Monday, August 22, 2011

Movie Review
    — The Wild

When The Wild came out, I was right there at the head of the pack, saying that their tagline should be “Hey, we can do Madagascar, too!”  (That is, "Madagascar 2”, as though it were a sequel to a much more successful computer-animated “New York zoo animals escape to a wild jungle island” movie from about a year before this.)  In reality, I realize that it was probably in development well before Madagascar came out, perhaps even with completely separate influences.  (See the comics industry releasing X-Men and Doom Patrol or Swamp Thing and Man-Thing at basically the same time.  It’s a form of “convergent evolution”.)

I finally saw it (via Netflix), and my quip was both wrong and very right.
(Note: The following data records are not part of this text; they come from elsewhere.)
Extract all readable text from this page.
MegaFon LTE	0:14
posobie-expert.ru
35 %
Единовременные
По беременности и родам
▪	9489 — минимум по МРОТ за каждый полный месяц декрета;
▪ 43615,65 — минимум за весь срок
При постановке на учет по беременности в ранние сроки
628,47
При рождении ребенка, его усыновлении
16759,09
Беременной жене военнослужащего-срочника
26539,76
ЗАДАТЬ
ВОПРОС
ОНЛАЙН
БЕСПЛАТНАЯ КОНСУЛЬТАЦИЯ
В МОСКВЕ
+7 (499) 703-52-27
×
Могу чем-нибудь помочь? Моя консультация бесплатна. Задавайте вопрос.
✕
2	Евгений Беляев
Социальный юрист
First, the character designs for the animals are some of the most realistic we’ve seen when it comes to a fully computer-animated film.  In comparison, the animals in Madagascar are roughed-out cartoons.

Second, the thrust of the plot is a bit more organic and adult-friendly, with the kid being upset at his father, running away and getting in over his head, and the father and friends setting out to rescue him.
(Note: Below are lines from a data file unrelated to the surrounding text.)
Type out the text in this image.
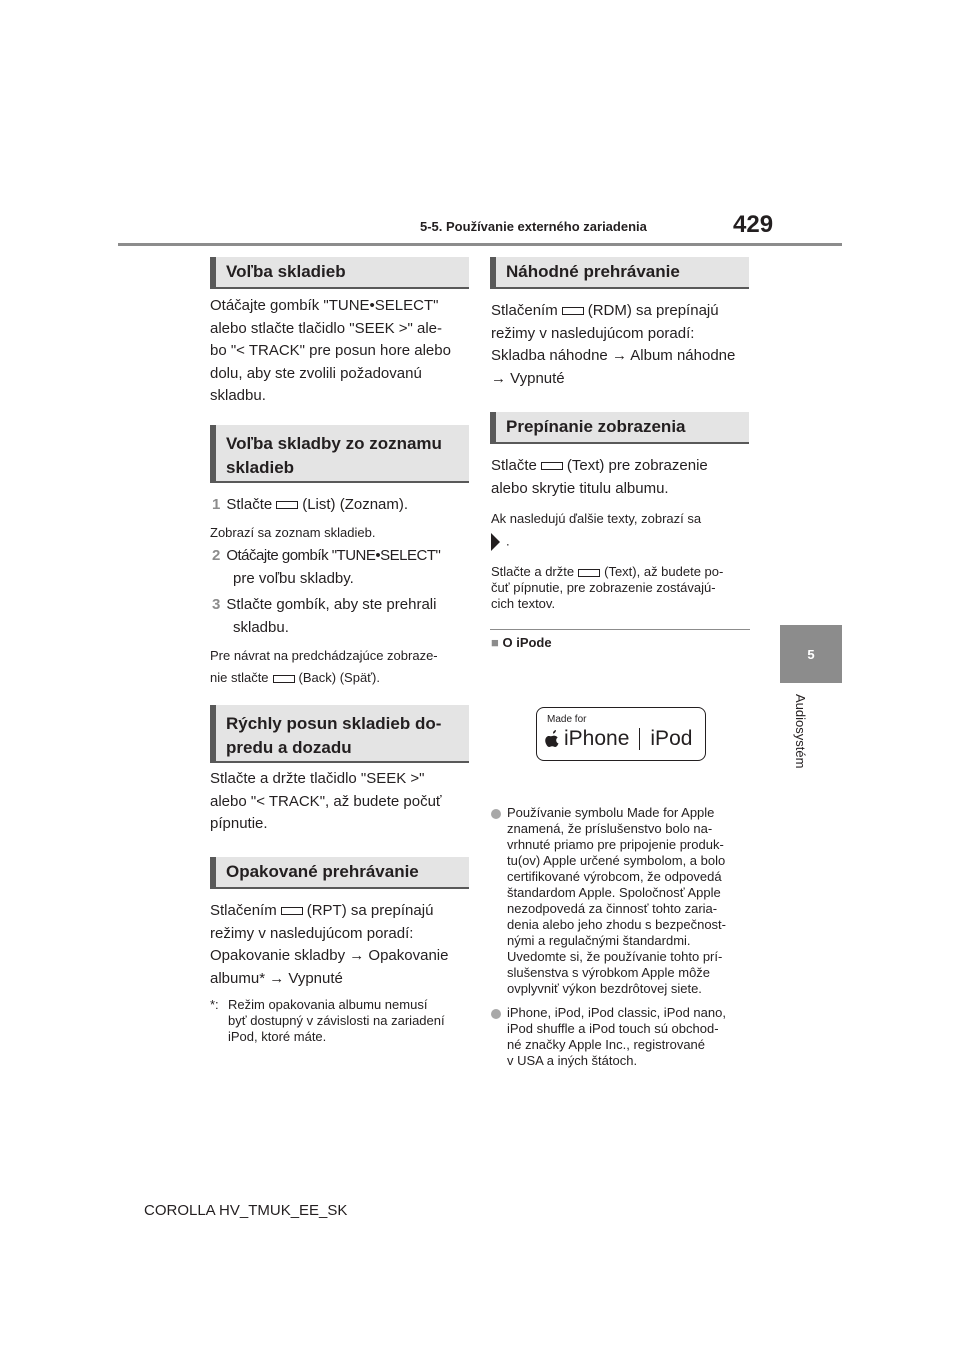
5-5. Používanie externého zariadenia	429
5
Audiosystém
Voľba skladieb
Otáčajte gombík "TUNE•SELECT"
alebo stlačte tlačidlo "SEEK >" ale-
bo "< TRACK" pre posun hore alebo
dolu, aby ste zvolili požadovanú
skladbu.
Voľba skladby zo zoznamu
skladieb
1 Stlačte (List) (Zoznam).
Zobrazí sa zoznam skladieb.
2 Otáčajte gombík "TUNE•SELECT"
pre voľbu skladby.
3 Stlačte gombík, aby ste prehrali
skladbu.
Pre návrat na predchádzajúce zobraze-
nie stlačte (Back) (Späť).
Rýchly posun skladieb do-
predu a dozadu
Stlačte a držte tlačidlo "SEEK >"
alebo "< TRACK", až budete počuť
pípnutie.
Opakované prehrávanie
Stlačením (RPT) sa prepínajú
režimy v nasledujúcom poradí:
Opakovanie skladby → Opakovanie
albumu* → Vypnuté
*: Režim opakovania albumu nemusí
byť dostupný v závislosti na zariadení
iPod, ktoré máte.
Náhodné prehrávanie
Stlačením (RDM) sa prepínajú
režimy v nasledujúcom poradí:
Skladba náhodne → Album náhodne
→ Vypnuté
Prepínanie zobrazenia
Stlačte (Text) pre zobrazenie
alebo skrytie titulu albumu.
Ak nasledujú ďalšie texty, zobrazí sa
.
Stlačte a držte (Text), až budete po-
čuť pípnutie, pre zobrazenie zostávajú-
cich textov.
■ O iPode
Made for
iPhone iPod
Používanie symbolu Made for Apple
znamená, že príslušenstvo bolo na-
vrhnuté priamo pre pripojenie produk-
tu(ov) Apple určené symbolom, a bolo
certifikované výrobcom, že odpovedá
štandardom Apple. Spoločnosť Apple
nezodpovedá za činnosť tohto zaria-
denia alebo jeho zhodu s bezpečnost-
nými a regulačnými štandardmi.
Uvedomte si, že používanie tohto prí-
slušenstva s výrobkom Apple môže
ovplyvniť výkon bezdrôtovej siete.
iPhone, iPod, iPod classic, iPod nano,
iPod shuffle a iPod touch sú obchod-
né značky Apple Inc., registrované
v USA a iných štátoch.
COROLLA HV_TMUK_EE_SK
But then we have the turtle curling match, and the animals steering the ship (sorry, but the penguin cell in Madagascar, while not any more believable, was at least funnier), and the breakdancing, and the dance choreography of the wildebeests.  Once you get into these facets, then the cartoony nature of the Madagascar animals becomes more warranted… or if you prefer, then the realistic character designs break hard against the non-realistic actions.  And since this occurs repeatedly throughout the film — it could be somewhat excusable only at the front and back as a framing sequence — the viewer is constantly shoved back and forth.

In the end, if you have to choose between realistic (ugly) choreographed wildebeests and cartoony (cute) choreographed lemurs, chose the cute ones.
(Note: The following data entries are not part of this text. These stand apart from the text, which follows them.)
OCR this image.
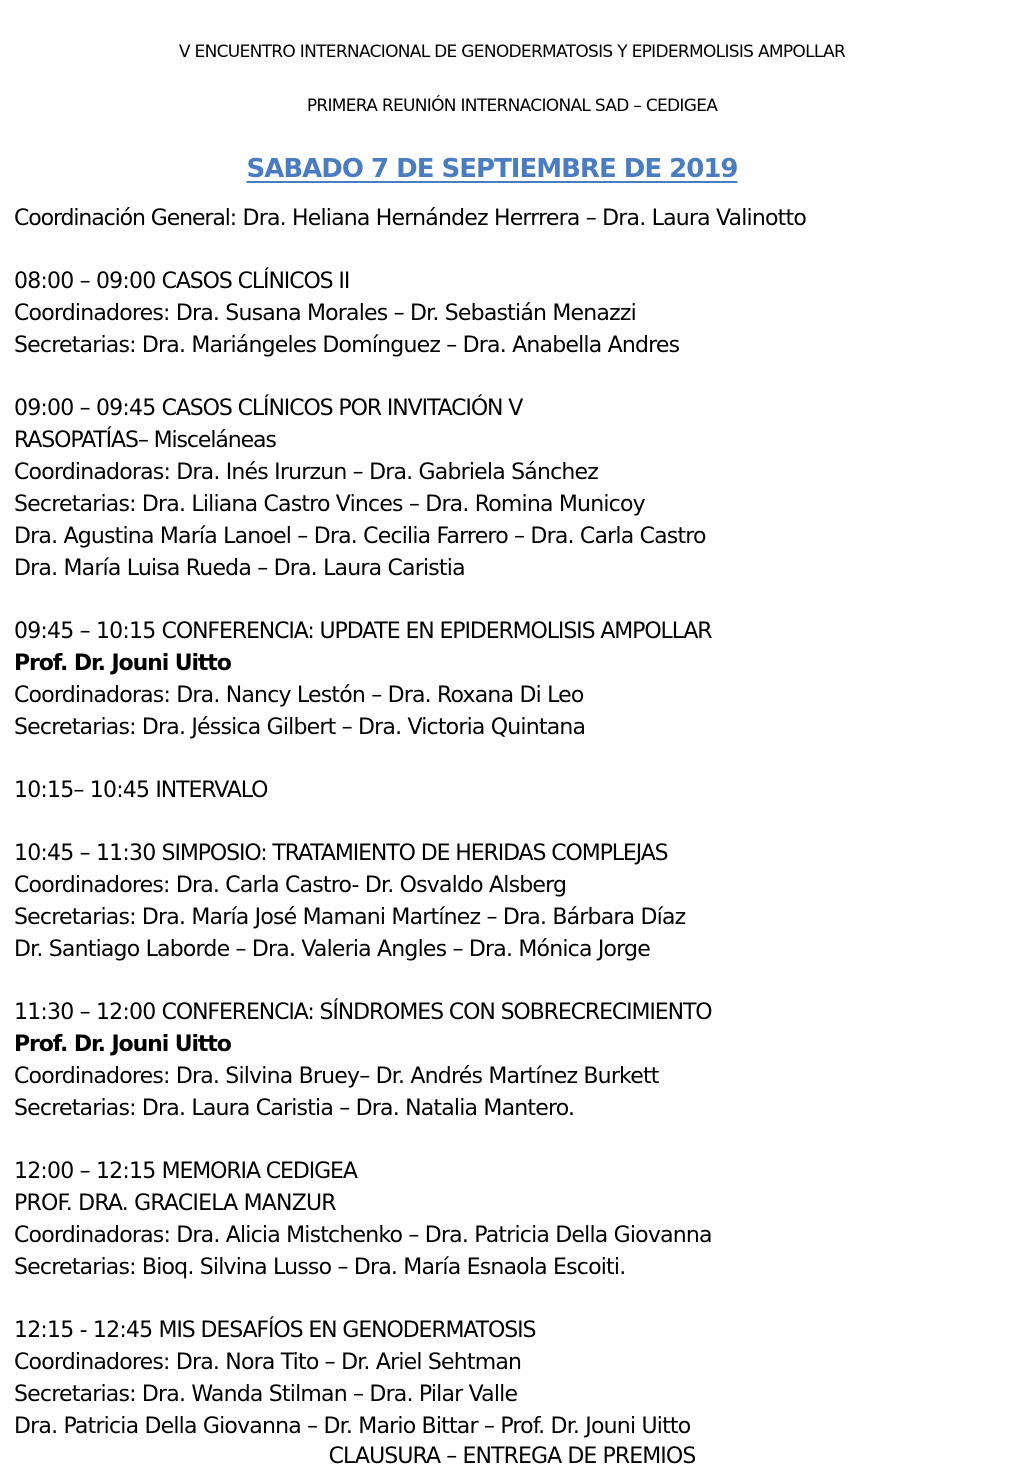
V ENCUENTRO INTERNACIONAL DE GENODERMATOSIS Y EPIDERMOLISIS AMPOLLAR
PRIMERA REUNIÓN INTERNACIONAL SAD – CEDIGEA
SABADO 7 DE SEPTIEMBRE DE 2019
Coordinación General: Dra. Heliana Hernández Herrrera – Dra. Laura Valinotto
08:00 – 09:00 CASOS CLÍNICOS II
Coordinadores: Dra. Susana Morales – Dr. Sebastián Menazzi
Secretarias: Dra. Mariángeles Domínguez – Dra. Anabella Andres
09:00 – 09:45 CASOS CLÍNICOS POR INVITACIÓN V
RASOPATÍAS– Misceláneas
Coordinadoras: Dra. Inés Irurzun – Dra. Gabriela Sánchez
Secretarias: Dra. Liliana Castro Vinces – Dra. Romina Municoy
Dra. Agustina María Lanoel – Dra. Cecilia Farrero – Dra. Carla Castro
Dra. María Luisa Rueda – Dra. Laura Caristia
09:45 – 10:15 CONFERENCIA: UPDATE EN EPIDERMOLISIS AMPOLLAR
Prof. Dr. Jouni Uitto
Coordinadoras: Dra. Nancy Lestón – Dra. Roxana Di Leo
Secretarias: Dra. Jéssica Gilbert – Dra. Victoria Quintana
10:15– 10:45 INTERVALO
10:45 – 11:30 SIMPOSIO: TRATAMIENTO DE HERIDAS COMPLEJAS
Coordinadores: Dra. Carla Castro- Dr. Osvaldo Alsberg
Secretarias: Dra. María José Mamani Martínez – Dra. Bárbara Díaz
Dr. Santiago Laborde – Dra. Valeria Angles – Dra. Mónica Jorge
11:30 – 12:00 CONFERENCIA: SÍNDROMES CON SOBRECRECIMIENTO
Prof. Dr. Jouni Uitto
Coordinadores: Dra. Silvina Bruey– Dr. Andrés Martínez Burkett
Secretarias: Dra. Laura Caristia – Dra. Natalia Mantero.
12:00 – 12:15 MEMORIA CEDIGEA
PROF. DRA. GRACIELA MANZUR
Coordinadoras: Dra. Alicia Mistchenko – Dra. Patricia Della Giovanna
Secretarias: Bioq. Silvina Lusso – Dra. María Esnaola Escoiti.
12:15 - 12:45 MIS DESAFÍOS EN GENODERMATOSIS
Coordinadores: Dra. Nora Tito – Dr. Ariel Sehtman
Secretarias: Dra. Wanda Stilman – Dra. Pilar Valle
Dra. Patricia Della Giovanna – Dr. Mario Bittar – Prof. Dr. Jouni Uitto
CLAUSURA – ENTREGA DE PREMIOS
(It’s also interesting to examine that movie poster, because it’s not very representative of the film.  It implies everything occurs in New York City, it paints the characters are more cartoony, it is missing two of the main characters, and it positions the dogs and alligator as much more significant than the three minutes of the film they actually appeared in.  Almost as if they were trying to paint the characters as more like those in Madagascar, but to distance the plot from being seen as similar.  The Wild only brought in about 15% of what Madagascar did; in fact, it only brought in half as much total as Madagascar did on its opening weekend.)